The Brickyard consists of 588,060 red and white North Carolina bricks, most of which were donated by the North Carolina Bricklayers Association in 1966. Bell's original design called for large granite cobblestones that paved the campus walking areas from the University Plaza to the Memorial Tower.

==Special events==

- The Brickyard was officially dedicated by Chancellor John Caldwell and former Chancellor Carey Bostian, chair of the historic names committee, on March 7, 1968, on the 81st anniversary of Founder's Day.
- The first concert on the complete Brickyard was the three-day All Campus Weekend, with featured performers Little Anthony and the Imperials and the Royal Guardsmen.
- Through the years, several Brickyard preachers have held court on the Brickyard, evangelizing and proselytizing to students as they walk to and from class and two and from lunch at the Atrium, which is located on the ground floor of the Erdahl-Cloyd Wing of the D.H. Hill Library.
- Many university-sponsored events take place on the Brickyard, including the annual Habitat for Humanity Shack-a-thon.
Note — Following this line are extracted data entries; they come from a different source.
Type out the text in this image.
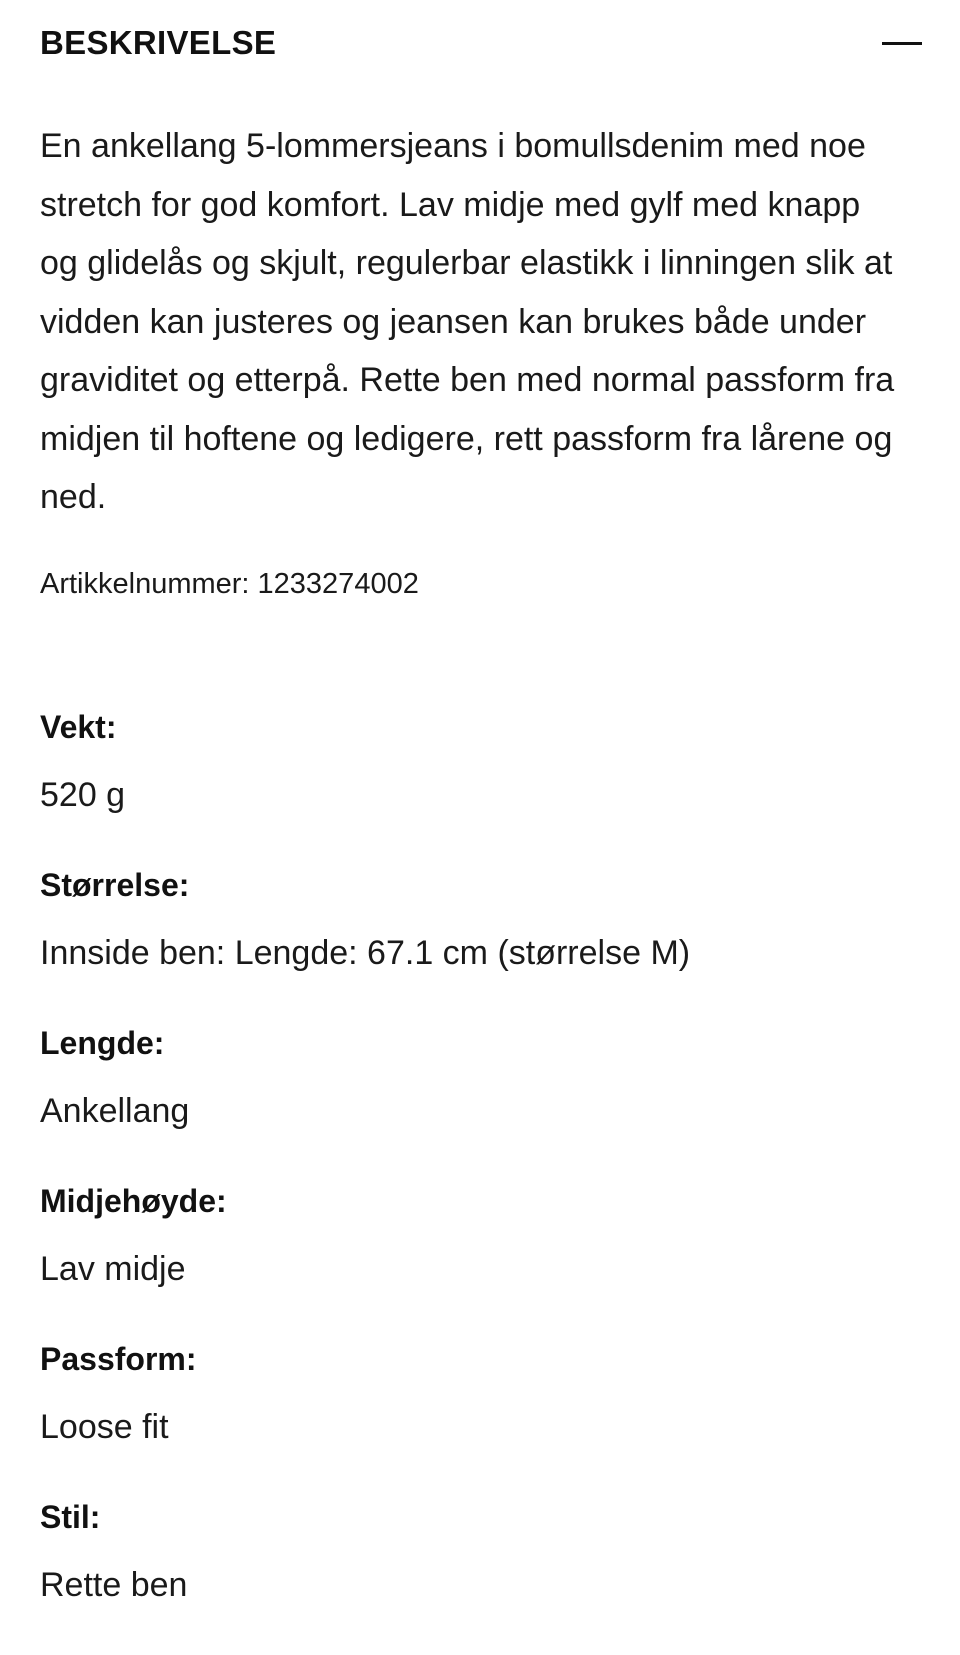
BESKRIVELSE

En ankellang 5-lommersjeans i bomullsdenim med noe stretch for god komfort. Lav midje med gylf med knapp og glidelås og skjult, regulerbar elastikk i linningen slik at vidden kan justeres og jeansen kan brukes både under graviditet og etterpå. Rette ben med normal passform fra midjen til hoftene og ledigere, rett passform fra lårene og ned.

Artikkelnummer: 1233274002
Vekt:
520 g
Størrelse:
Innside ben: Lengde: 67.1 cm (størrelse M)
Lengde:
Ankellang
Midjehøyde:
Lav midje
Passform:
Loose fit
Stil:
Rette ben
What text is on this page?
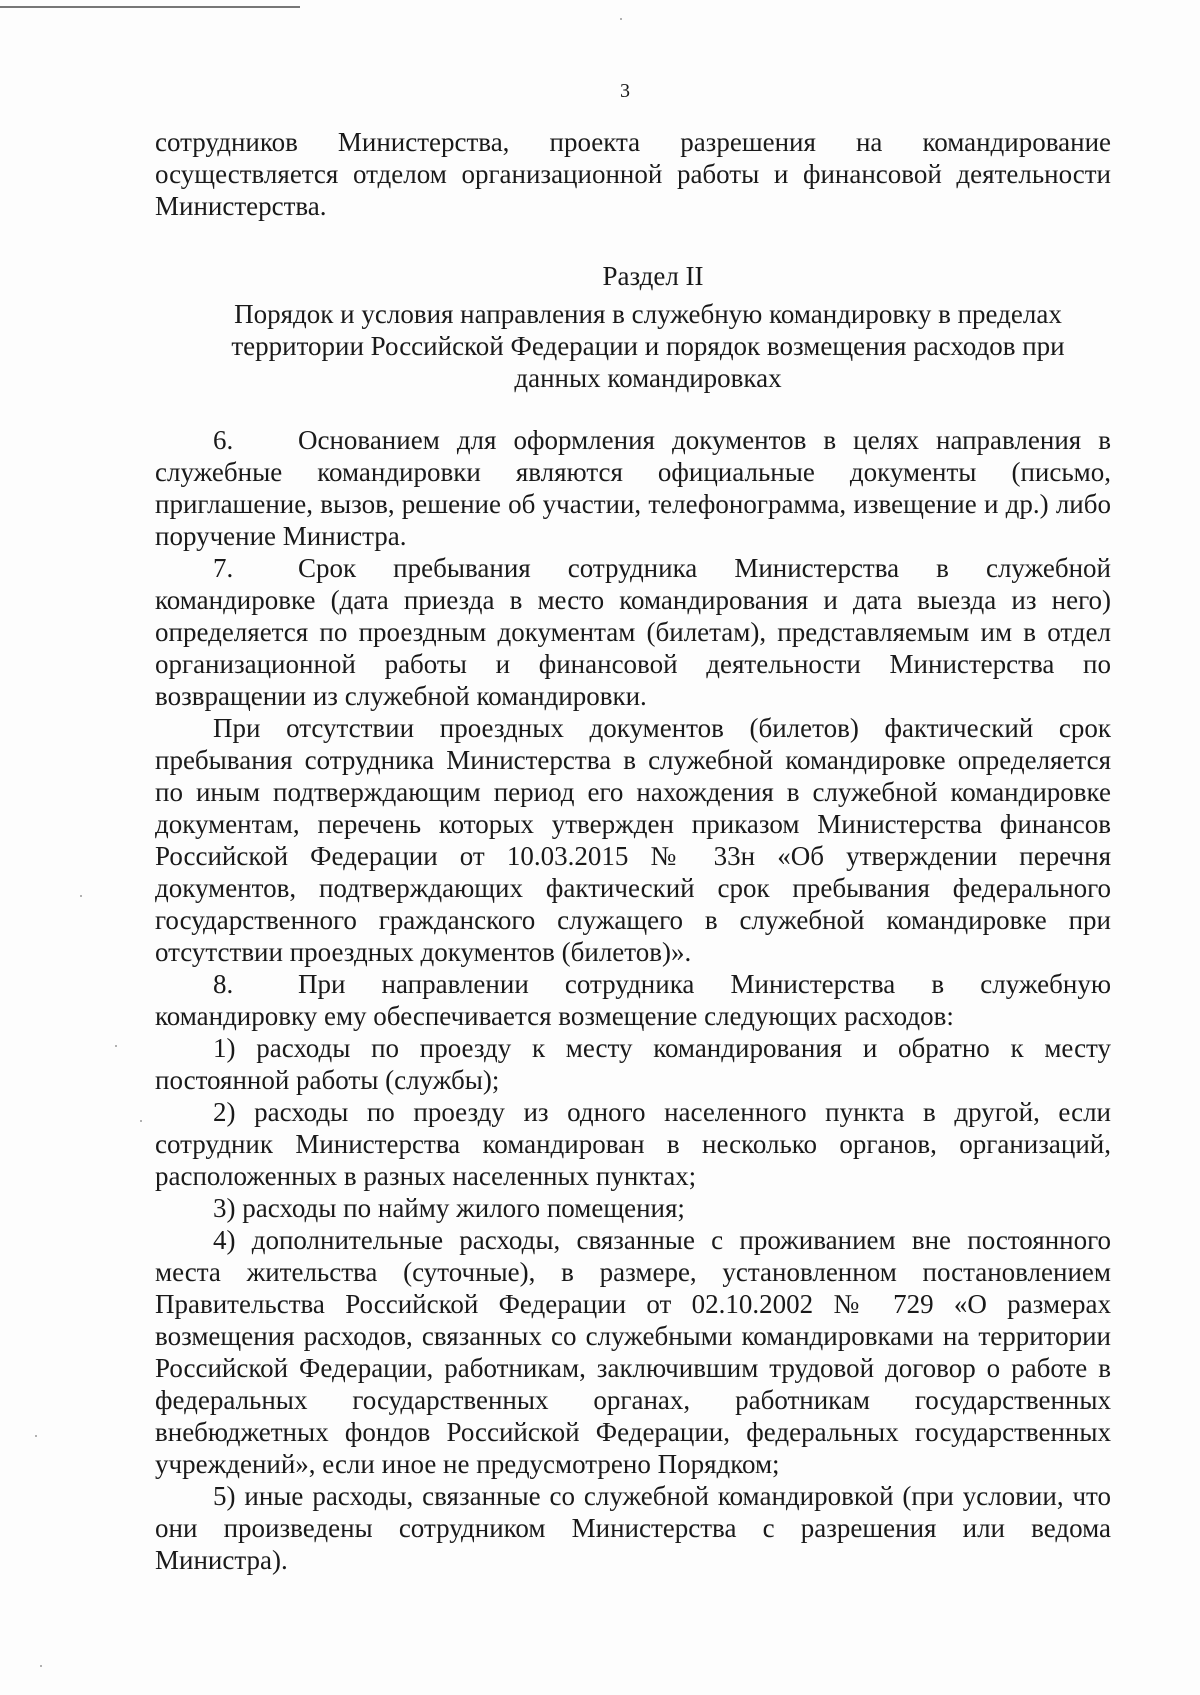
3

сотрудников Министерства, проекта разрешения на командирование осуществляется отделом организационной работы и финансовой деятельности Министерства.

Раздел II

Порядок и условия направления в служебную командировку в пределах
территории Российской Федерации и порядок возмещения расходов при
данных командировках

6. Основанием для оформления документов в целях направления в служебные командировки являются официальные документы (письмо, приглашение, вызов, решение об участии, телефонограмма, извещение и др.) либо поручение Министра.

7. Срок пребывания сотрудника Министерства в служебной командировке (дата приезда в место командирования и дата выезда из него) определяется по проездным документам (билетам), представляемым им в отдел организационной работы и финансовой деятельности Министерства по возвращении из служебной командировки.

При отсутствии проездных документов (билетов) фактический срок пребывания сотрудника Министерства в служебной командировке определяется по иным подтверждающим период его нахождения в служебной командировке документам, перечень которых утвержден приказом Министерства финансов Российской Федерации от 10.03.2015 № 33н «Об утверждении перечня документов, подтверждающих фактический срок пребывания федерального государственного гражданского служащего в служебной командировке при отсутствии проездных документов (билетов)».

8. При направлении сотрудника Министерства в служебную командировку ему обеспечивается возмещение следующих расходов:

1) расходы по проезду к месту командирования и обратно к месту постоянной работы (службы);

2) расходы по проезду из одного населенного пункта в другой, если сотрудник Министерства командирован в несколько органов, организаций, расположенных в разных населенных пунктах;

3) расходы по найму жилого помещения;

4) дополнительные расходы, связанные с проживанием вне постоянного места жительства (суточные), в размере, установленном постановлением Правительства Российской Федерации от 02.10.2002 № 729 «О размерах возмещения расходов, связанных со служебными командировками на территории Российской Федерации, работникам, заключившим трудовой договор о работе в федеральных государственных органах, работникам государственных внебюджетных фондов Российской Федерации, федеральных государственных учреждений», если иное не предусмотрено Порядком;

5) иные расходы, связанные со служебной командировкой (при условии, что они произведены сотрудником Министерства с разрешения или ведома Министра).
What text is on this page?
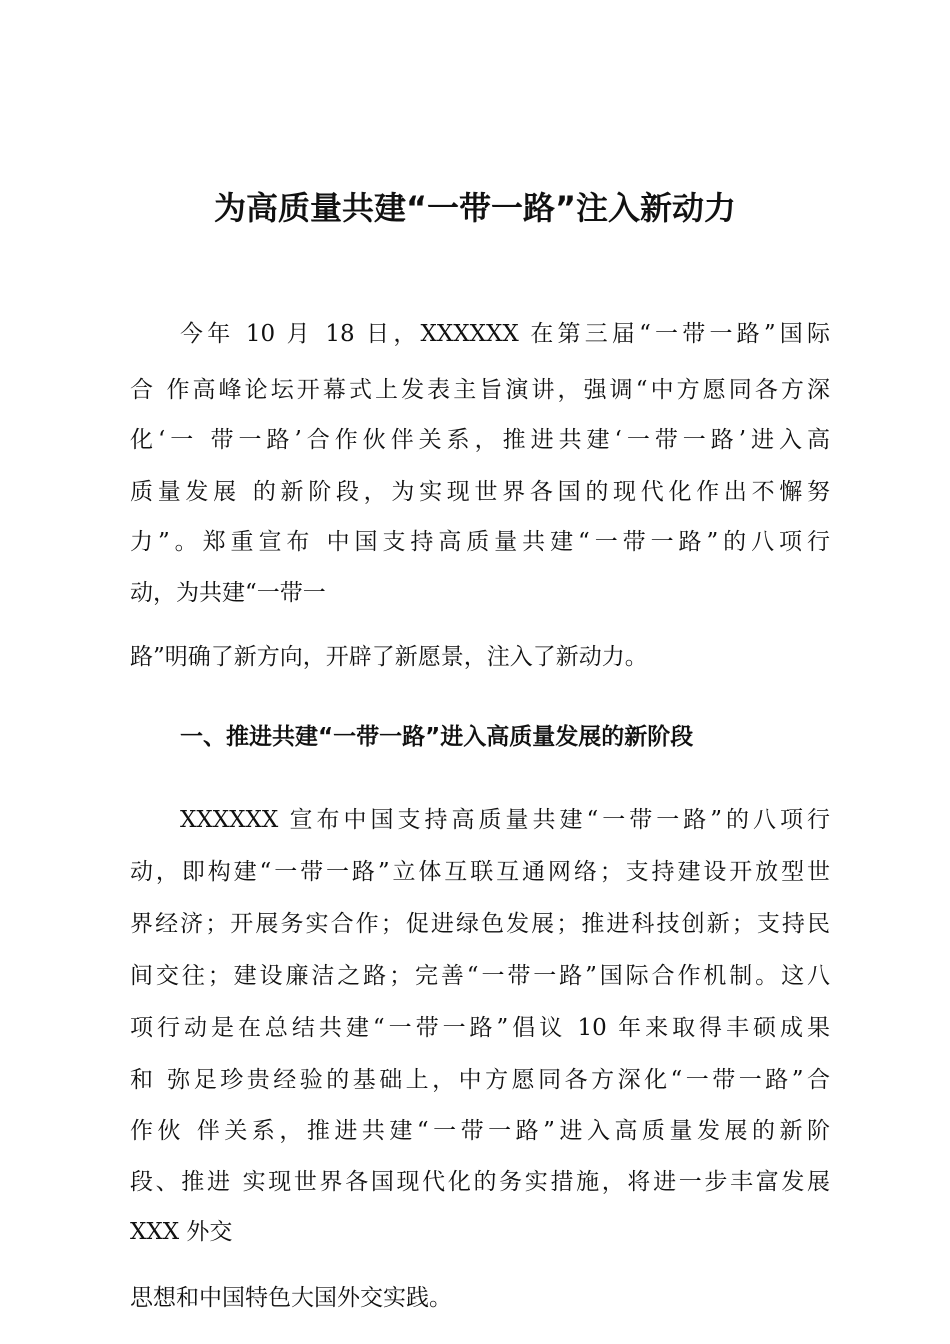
为高质量共建“一带一路”注入新动力

今年 10 月 18 日，XXXXXX 在第三届“一带一路”国际

合 作高峰论坛开幕式上发表主旨演讲，强调“中方愿同各方深

化‘一 带一路’合作伙伴关系，推进共建‘一带一路’进入高

质量发展 的新阶段，为实现世界各国的现代化作出不懈努

力”。郑重宣布 中国支持高质量共建“一带一路”的八项行

动，为共建“一带一

路”明确了新方向，开辟了新愿景，注入了新动力。

一、推进共建“一带一路”进入高质量发展的新阶段

XXXXXX 宣布中国支持高质量共建“一带一路”的八项行

动，即构建“一带一路”立体互联互通网络；支持建设开放型世

界经济；开展务实合作；促进绿色发展；推进科技创新；支持民

间交往；建设廉洁之路；完善“一带一路”国际合作机制。这八

项行动是在总结共建“一带一路”倡议 10 年来取得丰硕成果

和 弥足珍贵经验的基础上，中方愿同各方深化“一带一路”合

作伙 伴关系，推进共建“一带一路”进入高质量发展的新阶

段、推进 实现世界各国现代化的务实措施，将进一步丰富发展

XXX 外交

思想和中国特色大国外交实践。
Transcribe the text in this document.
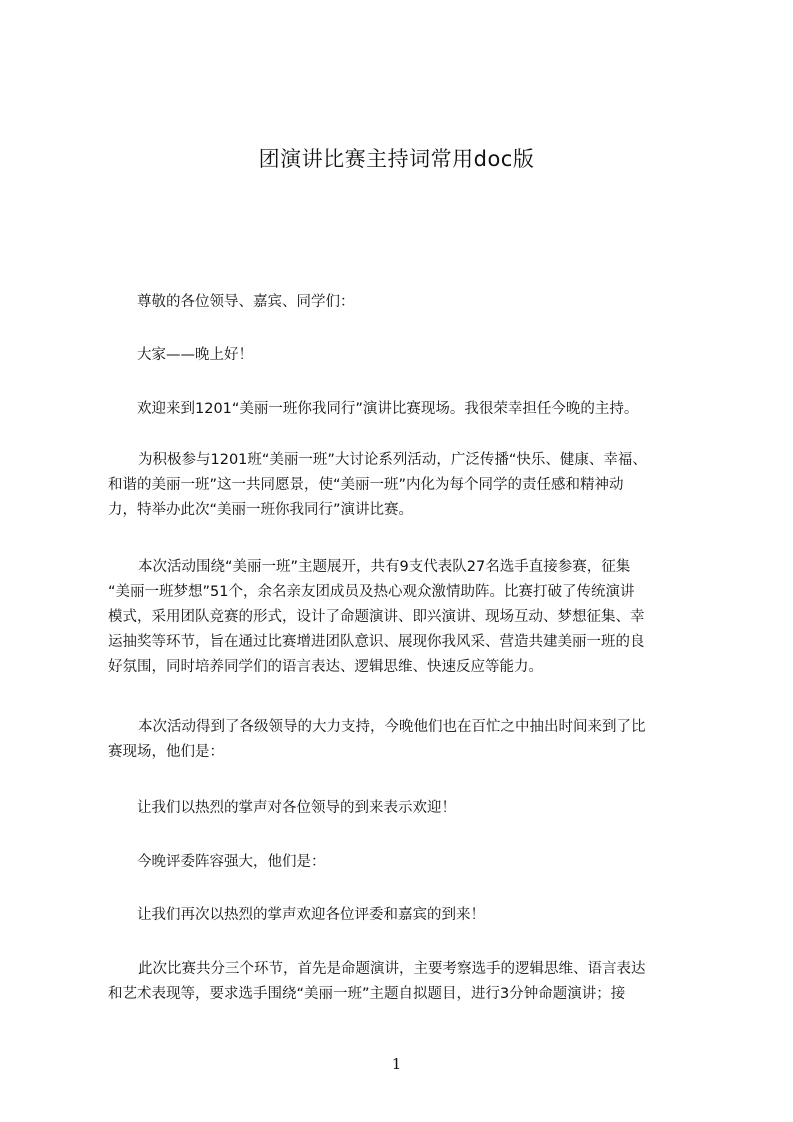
团演讲比赛主持词常用doc版
尊敬的各位领导、嘉宾、同学们：
大家——晚上好！
欢迎来到1201“美丽一班你我同行”演讲比赛现场。我很荣幸担任今晚的主持。
为积极参与1201班“美丽一班”大讨论系列活动，广泛传播“快乐、健康、幸福、
和谐的美丽一班”这一共同愿景，使“美丽一班”内化为每个同学的责任感和精神动
力，特举办此次“美丽一班你我同行”演讲比赛。
本次活动围绕“美丽一班”主题展开，共有9支代表队27名选手直接参赛，征集
“美丽一班梦想”51个，余名亲友团成员及热心观众激情助阵。比赛打破了传统演讲
模式，采用团队竞赛的形式，设计了命题演讲、即兴演讲、现场互动、梦想征集、幸
运抽奖等环节，旨在通过比赛增进团队意识、展现你我风采、营造共建美丽一班的良
好氛围，同时培养同学们的语言表达、逻辑思维、快速反应等能力。
本次活动得到了各级领导的大力支持，今晚他们也在百忙之中抽出时间来到了比
赛现场，他们是：
让我们以热烈的掌声对各位领导的到来表示欢迎！
今晚评委阵容强大，他们是：
让我们再次以热烈的掌声欢迎各位评委和嘉宾的到来！
此次比赛共分三个环节，首先是命题演讲，主要考察选手的逻辑思维、语言表达
和艺术表现等，要求选手围绕“美丽一班”主题自拟题目，进行3分钟命题演讲；接
1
Shacks are built on the Brickyard and viewed by students, as well as the public, as a fundraiser for the campus chapter of Habitat for Humanity. This is an annual event that takes place every autumn.
- The Stanley Cup made an appearance on the plaza on December 4, 2006. Students were able to touch the cup and take pictures with the cup. Its appearance followed the Carolina Hurricanes's 2006 Stanley Cup Championship win, which was won at Raleigh's RBC Center.
- A prototype NASA Crew Return Vehicle once made an appearance on the Brickyard. Speeches were given beside it.
- North Carolina State University's Earth Day celebration occurs on the Friday before April 22 each year. The event highlights the environmental research and outreach efforts of NC State students, staff, and faculty. North Carolina State University's 2007 event featured over 60 exhibitors, making it one of the larger Earth Day events in the Triangle area.
- Every Wednesday the North Carolina Farmers' Market comes to the Brickyard.